7. The method of claim 3 or 6, wherein said types of cells are selected from the group consisting of normal lung cells, cancer lung cells, normal heart cells, pathological heart cells, normal and abnormal colon cells, normal and abnormal renal cells, normal and abnormal prostate cells, and normal and abnormal breast cells.

8. The method of claim 3, 6, or 7, wherein said type of cells are selected from the group consisting of cultured cells and cells isolated from an organism.

9. The method of any of the preceding claims, wherein the advantageously large distance is a maximal probability distance taken over the plurality of independent measurements.

10. The method of any of the preceding claims, wherein the probe arrays are nucleotide arrays.

11. The method of claim 10 wherein said nucleotide arrays are selected from the group consisting of spotted arrays and in situ synthesized arrays.

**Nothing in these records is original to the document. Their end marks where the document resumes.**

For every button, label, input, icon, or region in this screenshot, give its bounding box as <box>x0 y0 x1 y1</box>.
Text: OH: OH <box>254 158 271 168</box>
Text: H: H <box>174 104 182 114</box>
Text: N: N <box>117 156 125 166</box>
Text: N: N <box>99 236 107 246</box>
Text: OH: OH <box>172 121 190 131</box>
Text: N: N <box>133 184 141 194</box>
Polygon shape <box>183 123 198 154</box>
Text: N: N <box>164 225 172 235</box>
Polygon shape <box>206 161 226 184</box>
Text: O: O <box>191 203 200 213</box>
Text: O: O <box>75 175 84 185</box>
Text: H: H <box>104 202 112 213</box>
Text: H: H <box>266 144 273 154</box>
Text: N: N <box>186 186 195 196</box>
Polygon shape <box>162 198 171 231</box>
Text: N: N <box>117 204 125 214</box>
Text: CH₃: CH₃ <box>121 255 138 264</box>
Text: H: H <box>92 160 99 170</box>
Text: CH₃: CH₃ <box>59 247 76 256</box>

12. The method of any of the preceding claims, wherein the probability distance is selected from the group consisting of the Mahalanobis distance and the Bhattacharya distance.

13. The method of any of the preceding claims, wherein the probability distance formula is

N(μ, v) = j _d L(x, y)d v(x)d v(y) where μ and v are two probability measures defined on the Euclidean space, and Z,( j>) is a strictly negative definite kernel.

14. The method of claim 13, wherein the negative definite kernel is combined with the Euclidean distance between x and y to form a composite kernel function.

15. The method of claim 13, wherein the negative definite kernel is based on the correlation coefficient and is capable of detecting differences in correlation between the two random vectors.

16. The method of any of the preceding claims, wherein the expression levels are adjusted to their corresponding fractional ranks as compared to one another and thereafter used to construct said random vectors.

17. The method of any of the preceding claims, wherein each of the expression levels is adjusted to a corresponding categorical descriptor of the extent of over or under expression and thereafter used to construct said random vectors.